SELECT name, data_source, is_rpc_out_enabled
FROM sys.servers
WHERE is_linked = 1;

Remediation

  • Do not grant sysadmin broadly.
  • Remove unnecessary SQL Agent roles.
  • Disable xp_cmdshell, OLE Automation, external scripts, CLR unsafe assemblies, and Ad Hoc Distributed Queries unless required.
  • Restrict linked server mappings and disable RPC OUT where not required.
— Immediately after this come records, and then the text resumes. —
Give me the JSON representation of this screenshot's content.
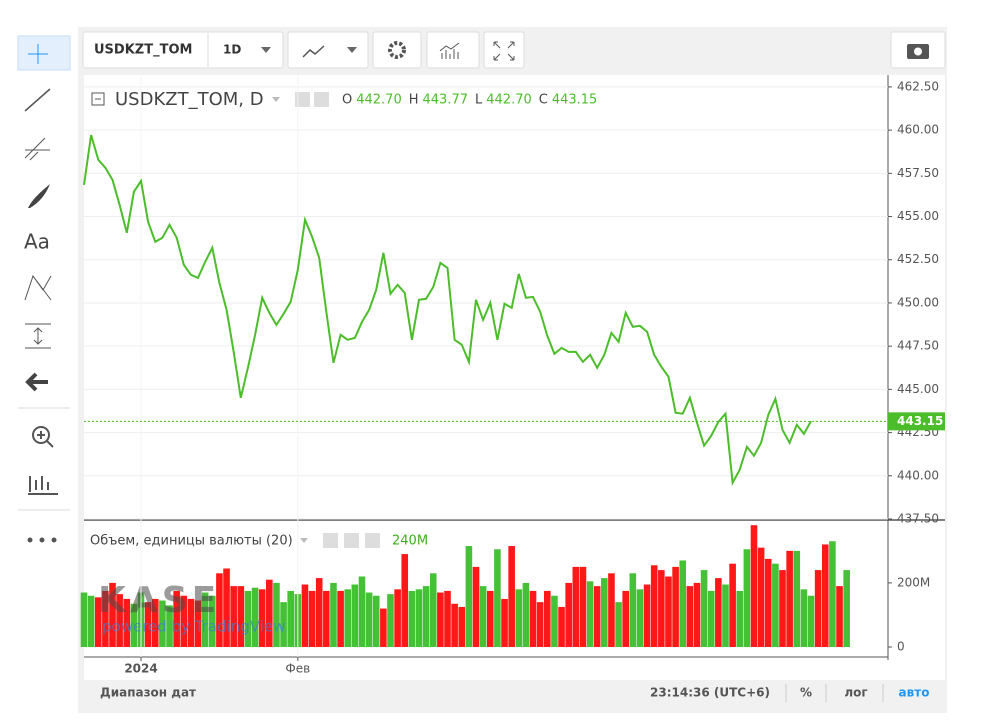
{
  "toolbar": {
    "symbol": "USDKZT_TOM",
    "interval": "1D"
  },
  "drawing_tools": {
    "text_tool": "Aa"
  },
  "watermark": {
    "logo": "KASE",
    "caption": "powered by TradingView"
  },
  "status_bar": {
    "range": "Диапазон дат",
    "clock": "23:14:36 (UTC+6)",
    "percent": "%",
    "log": "лог",
    "auto": "авто"
  },
  "chart_data": [
    {
      "type": "line",
      "title": "USDKZT_TOM, D",
      "color": "#4cbd2a",
      "grid": true,
      "ohlc": [
        {
          "key": "O",
          "value": 442.7,
          "label": "442.70"
        },
        {
          "key": "H",
          "value": 443.77,
          "label": "443.77"
        },
        {
          "key": "L",
          "value": 442.7,
          "label": "442.70"
        },
        {
          "key": "C",
          "value": 443.15,
          "label": "443.15"
        }
      ],
      "values": [
        456.83,
        459.72,
        458.28,
        457.82,
        457.12,
        455.68,
        454.06,
        456.43,
        457.06,
        454.69,
        453.54,
        453.77,
        454.52,
        453.77,
        452.21,
        451.63,
        451.45,
        452.38,
        453.19,
        451.16,
        449.6,
        447.17,
        444.51,
        446.25,
        448.16,
        450.3,
        449.43,
        448.73,
        449.37,
        450.07,
        451.92,
        454.81,
        453.82,
        452.61,
        449.49,
        446.54,
        448.16,
        447.87,
        447.98,
        448.91,
        449.6,
        450.76,
        452.9,
        450.53,
        451.05,
        450.59,
        447.87,
        450.18,
        450.24,
        450.93,
        452.32,
        452.03,
        447.87,
        447.58,
        446.59,
        450.18,
        449.02,
        450.01,
        447.87,
        449.95,
        449.72,
        451.68,
        450.3,
        450.35,
        449.49,
        448.1,
        447.06,
        447.4,
        447.17,
        447.17,
        446.59,
        447,
        446.25,
        447,
        448.27,
        447.75,
        449.43,
        448.62,
        448.68,
        448.33,
        447,
        446.31,
        445.73,
        443.65,
        443.59,
        444.51,
        443.07,
        441.74,
        442.32,
        443.12,
        443.59,
        439.6,
        440.35,
        441.68,
        441.16,
        441.91,
        443.53,
        444.45,
        442.66,
        441.91,
        442.95,
        442.43,
        443.15
      ],
      "xlim": [
        0,
        112.8
      ],
      "xticks": [
        {
          "value": 8,
          "label": "2024"
        },
        {
          "value": 30,
          "label": "Фев"
        }
      ],
      "ylim": [
        437.5,
        462.9
      ],
      "yticks": [
        {
          "value": 437.5,
          "label": "437.50"
        },
        {
          "value": 440,
          "label": "440.00"
        },
        {
          "value": 442.5,
          "label": "442.50"
        },
        {
          "value": 445,
          "label": "445.00"
        },
        {
          "value": 447.5,
          "label": "447.50"
        },
        {
          "value": 450,
          "label": "450.00"
        },
        {
          "value": 452.5,
          "label": "452.50"
        },
        {
          "value": 455,
          "label": "455.00"
        },
        {
          "value": 457.5,
          "label": "457.50"
        },
        {
          "value": 460,
          "label": "460.00"
        },
        {
          "value": 462.5,
          "label": "462.50"
        }
      ]
    },
    {
      "type": "bar",
      "title": "Объем, единицы валюты (20)",
      "value_label": "240M",
      "values": [
        170,
        160,
        155,
        175,
        200,
        165,
        150,
        135,
        170,
        140,
        150,
        145,
        130,
        175,
        160,
        150,
        145,
        170,
        160,
        230,
        245,
        190,
        190,
        175,
        185,
        180,
        210,
        200,
        140,
        175,
        165,
        195,
        175,
        215,
        175,
        200,
        175,
        180,
        195,
        220,
        170,
        160,
        120,
        165,
        180,
        290,
        175,
        180,
        190,
        230,
        170,
        175,
        135,
        125,
        315,
        250,
        190,
        175,
        305,
        150,
        315,
        180,
        200,
        175,
        140,
        175,
        160,
        125,
        200,
        250,
        250,
        205,
        190,
        215,
        230,
        140,
        175,
        230,
        180,
        195,
        255,
        240,
        220,
        250,
        270,
        190,
        200,
        240,
        175,
        215,
        195,
        260,
        175,
        305,
        380,
        310,
        275,
        260,
        240,
        300,
        300,
        180,
        160,
        240,
        320,
        330,
        190,
        240
      ],
      "colors": [
        "#3b2",
        "#3b2",
        "#f00",
        "#f00",
        "#f00",
        "#f00",
        "#f00",
        "#3b2",
        "#3b2",
        "#f00",
        "#f00",
        "#3b2",
        "#3b2",
        "#f00",
        "#f00",
        "#f00",
        "#f00",
        "#3b2",
        "#3b2",
        "#f00",
        "#f00",
        "#f00",
        "#f00",
        "#3b2",
        "#3b2",
        "#f00",
        "#f00",
        "#3b2",
        "#3b2",
        "#3b2",
        "#3b2",
        "#f00",
        "#f00",
        "#f00",
        "#f00",
        "#3b2",
        "#f00",
        "#3b2",
        "#3b2",
        "#3b2",
        "#3b2",
        "#3b2",
        "#f00",
        "#3b2",
        "#f00",
        "#f00",
        "#3b2",
        "#3b2",
        "#3b2",
        "#3b2",
        "#f00",
        "#f00",
        "#f00",
        "#f00",
        "#3b2",
        "#f00",
        "#3b2",
        "#f00",
        "#3b2",
        "#f00",
        "#f00",
        "#3b2",
        "#3b2",
        "#f00",
        "#f00",
        "#f00",
        "#3b2",
        "#f00",
        "#f00",
        "#f00",
        "#f00",
        "#3b2",
        "#f00",
        "#3b2",
        "#f00",
        "#3b2",
        "#f00",
        "#3b2",
        "#3b2",
        "#f00",
        "#f00",
        "#f00",
        "#f00",
        "#f00",
        "#3b2",
        "#f00",
        "#f00",
        "#3b2",
        "#3b2",
        "#f00",
        "#3b2",
        "#f00",
        "#3b2",
        "#3b2",
        "#f00",
        "#f00",
        "#f00",
        "#3b2",
        "#f00",
        "#f00",
        "#3b2",
        "#3b2",
        "#3b2",
        "#f00",
        "#f00",
        "#3b2",
        "#f00",
        "#3b2"
      ],
      "ylim": [
        0,
        390
      ],
      "yticks": [
        0,
        {
          "value": 200,
          "label": "200M"
        }
      ]
    }
  ]
}
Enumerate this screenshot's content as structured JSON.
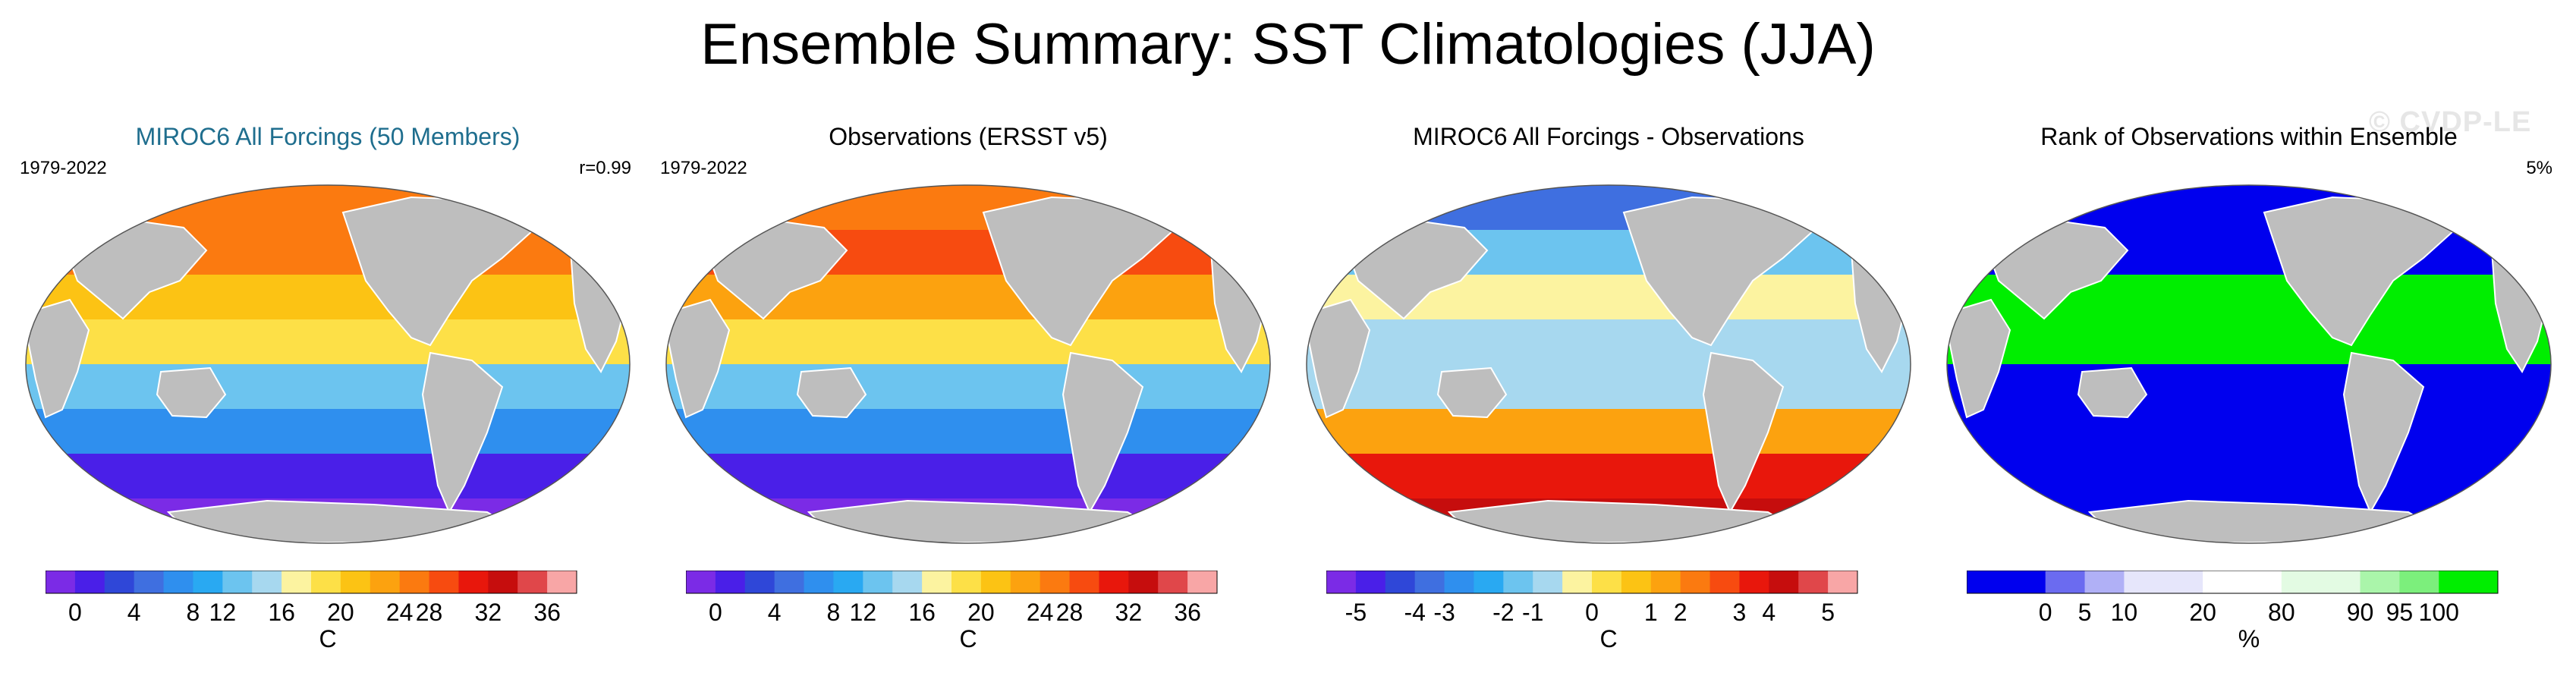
{
  "figure": {
    "title": "Ensemble Summary: SST Climatologies (JJA)",
    "watermark": "© CVDP-LE"
  },
  "panels": [
    {
      "title": "MIROC6 All Forcings (50 Members)",
      "left_label": "1979-2022",
      "right_label": "r=0.99",
      "unit": "C",
      "colors": [
        "#7b2be6",
        "#4a1fe8",
        "#2f47d8",
        "#3f6fe0",
        "#2f8fee",
        "#29a9f2",
        "#6cc4ef",
        "#a7d8ef",
        "#fcf3a0",
        "#fde047",
        "#fcc314",
        "#fca20f",
        "#fb7a10",
        "#f74b10",
        "#e8170c",
        "#c60d0d",
        "#e0474a",
        "#f8a6a6"
      ],
      "ticks": [
        "0",
        "4",
        "8",
        "12",
        "16",
        "20",
        "24",
        "28",
        "32",
        "36"
      ],
      "bands": [
        "#fb7a10",
        "#fb7a10",
        "#fcc314",
        "#fde047",
        "#6cc4ef",
        "#2f8fee",
        "#4a1fe8",
        "#7b2be6"
      ]
    },
    {
      "title": "Observations (ERSST v5)",
      "left_label": "1979-2022",
      "right_label": "",
      "unit": "C",
      "colors": [
        "#7b2be6",
        "#4a1fe8",
        "#2f47d8",
        "#3f6fe0",
        "#2f8fee",
        "#29a9f2",
        "#6cc4ef",
        "#a7d8ef",
        "#fcf3a0",
        "#fde047",
        "#fcc314",
        "#fca20f",
        "#fb7a10",
        "#f74b10",
        "#e8170c",
        "#c60d0d",
        "#e0474a",
        "#f8a6a6"
      ],
      "ticks": [
        "0",
        "4",
        "8",
        "12",
        "16",
        "20",
        "24",
        "28",
        "32",
        "36"
      ],
      "bands": [
        "#fb7a10",
        "#f74b10",
        "#fca20f",
        "#fde047",
        "#6cc4ef",
        "#2f8fee",
        "#4a1fe8",
        "#7b2be6"
      ]
    },
    {
      "title": "MIROC6 All Forcings - Observations",
      "left_label": "",
      "right_label": "",
      "unit": "C",
      "colors": [
        "#7b2be6",
        "#4a1fe8",
        "#2f47d8",
        "#3f6fe0",
        "#2f8fee",
        "#29a9f2",
        "#6cc4ef",
        "#a7d8ef",
        "#fcf3a0",
        "#fde047",
        "#fcc314",
        "#fca20f",
        "#fb7a10",
        "#f74b10",
        "#e8170c",
        "#c60d0d",
        "#e0474a",
        "#f8a6a6"
      ],
      "ticks": [
        "-5",
        "-4",
        "-3",
        "-2",
        "-1",
        "0",
        "1",
        "2",
        "3",
        "4",
        "5"
      ],
      "bands": [
        "#3f6fe0",
        "#6cc4ef",
        "#fcf3a0",
        "#a7d8ef",
        "#a7d8ef",
        "#fca20f",
        "#e8170c",
        "#c60d0d"
      ]
    },
    {
      "title": "Rank of Observations within Ensemble",
      "left_label": "",
      "right_label": "5%",
      "unit": "%",
      "colors": [
        "#0000ee",
        "#6b6bf0",
        "#b0b0f6",
        "#e6e6fb",
        "#ffffff",
        "#e3fbe3",
        "#aaf5aa",
        "#7cef7c",
        "#00ee00"
      ],
      "widths": [
        2,
        1,
        1,
        2,
        2,
        2,
        1,
        1,
        1.5
      ],
      "ticks": [
        "0",
        "5",
        "10",
        "20",
        "80",
        "90",
        "95",
        "100"
      ],
      "bands": [
        "#0000ee",
        "#0000ee",
        "#00ee00",
        "#00ee00",
        "#0000ee",
        "#0000ee",
        "#0000ee",
        "#0000ee"
      ]
    }
  ]
}
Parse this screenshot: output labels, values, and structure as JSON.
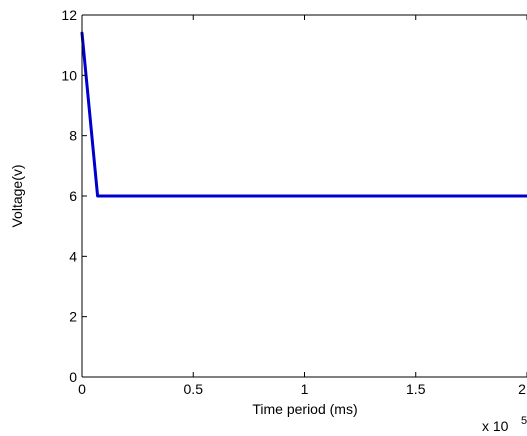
{
  "chart_data": {
    "type": "line",
    "title": "",
    "xlabel": "Time period (ms)",
    "ylabel": "Voltage(v)",
    "xlim": [
      0,
      200000
    ],
    "ylim": [
      0,
      12
    ],
    "x_exponent_label": {
      "base": "x 10",
      "exponent": "5"
    },
    "xticks": [
      0,
      50000,
      100000,
      150000,
      200000
    ],
    "xtick_labels": [
      "0",
      "0.5",
      "1",
      "1.5",
      "2"
    ],
    "yticks": [
      0,
      2,
      4,
      6,
      8,
      10,
      12
    ],
    "ytick_labels": [
      "0",
      "2",
      "4",
      "6",
      "8",
      "10",
      "12"
    ],
    "grid": false,
    "series": [
      {
        "color": "#0000cc",
        "x": [
          0,
          7000,
          7500,
          200000
        ],
        "y": [
          11.4,
          6.0,
          6.0,
          6.0
        ]
      }
    ]
  }
}
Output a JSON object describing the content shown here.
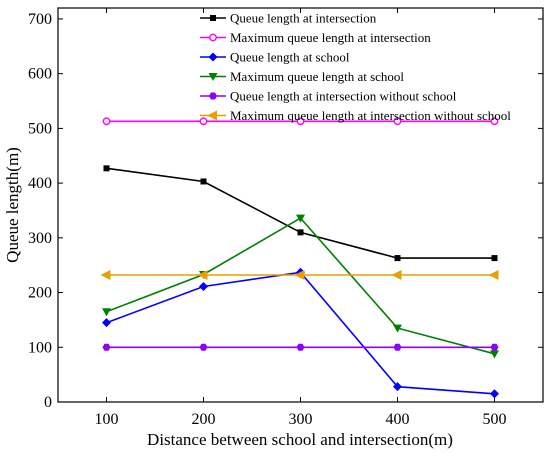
{
  "chart_data": {
    "type": "line",
    "xlabel": "Distance between school and intersection(m)",
    "ylabel": "Queue length(m)",
    "x": [
      100,
      200,
      300,
      400,
      500
    ],
    "xlim": [
      50,
      550
    ],
    "ylim": [
      0,
      720
    ],
    "xticks": [
      "100",
      "200",
      "300",
      "400",
      "500"
    ],
    "yticks": [
      "0",
      "100",
      "200",
      "300",
      "400",
      "500",
      "600",
      "700"
    ],
    "grid": false,
    "legend_position": "top-right",
    "series": [
      {
        "name": "Queue length at intersection",
        "color": "#000000",
        "marker": "square",
        "values": [
          427,
          403,
          310,
          263,
          263
        ]
      },
      {
        "name": "Maximum queue length at intersection",
        "color": "#ff00ff",
        "marker": "circle",
        "values": [
          513,
          513,
          513,
          513,
          513
        ]
      },
      {
        "name": "Queue length at school",
        "color": "#0000ff",
        "marker": "diamond",
        "values": [
          145,
          211,
          237,
          28,
          15
        ]
      },
      {
        "name": "Maximum queue length at school",
        "color": "#008000",
        "marker": "triangle-down",
        "values": [
          165,
          233,
          336,
          135,
          88
        ]
      },
      {
        "name": "Queue length at intersection without school",
        "color": "#8b00ff",
        "marker": "hexagon",
        "values": [
          100,
          100,
          100,
          100,
          100
        ]
      },
      {
        "name": "Maximum queue length at intersection without school",
        "color": "#e6a000",
        "marker": "triangle-left",
        "values": [
          232,
          232,
          232,
          232,
          232
        ]
      }
    ]
  }
}
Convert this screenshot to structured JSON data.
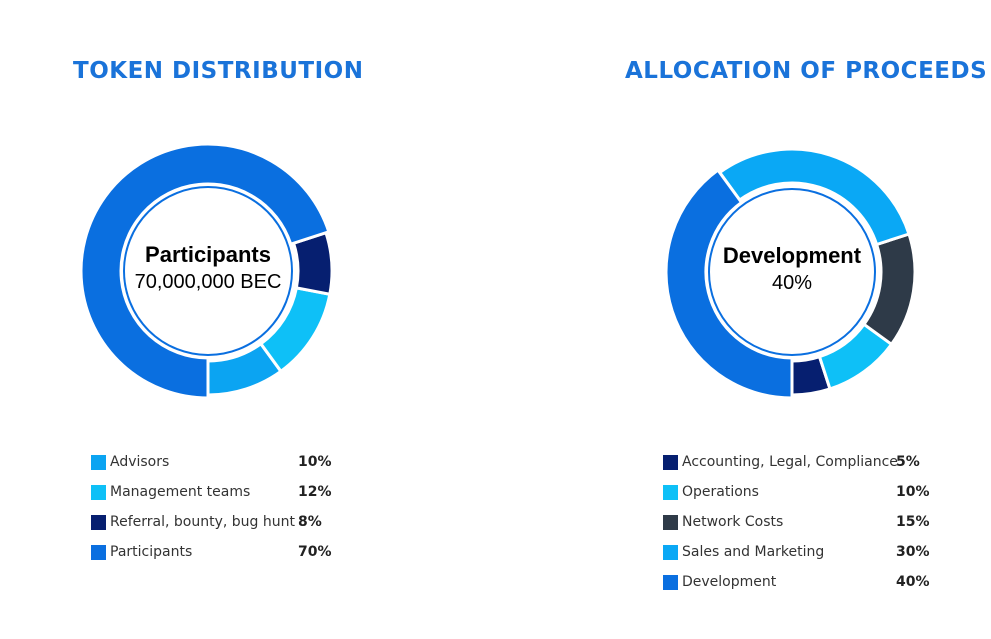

  • Avoid SQL service accounts with broad domain privileges.
  • Use managed service accounts or gMSA where appropriate.
  • Prevent SQL service accounts from local admin rights unless required.
  • Monitor outbound SMB from SQL servers.
  • Block unnecessary SMB egress.
  • Remove unnecessary IMPERSONATE grants.
  • Avoid TRUSTWORTHY databases; use certificate signing where server-level permissions are needed.
  • Audit SQL Agent jobs, proxies, and credentials.
  • Patch SQL Server and client tooling.
  • Separate database admin roles from Windows/domain admin roles.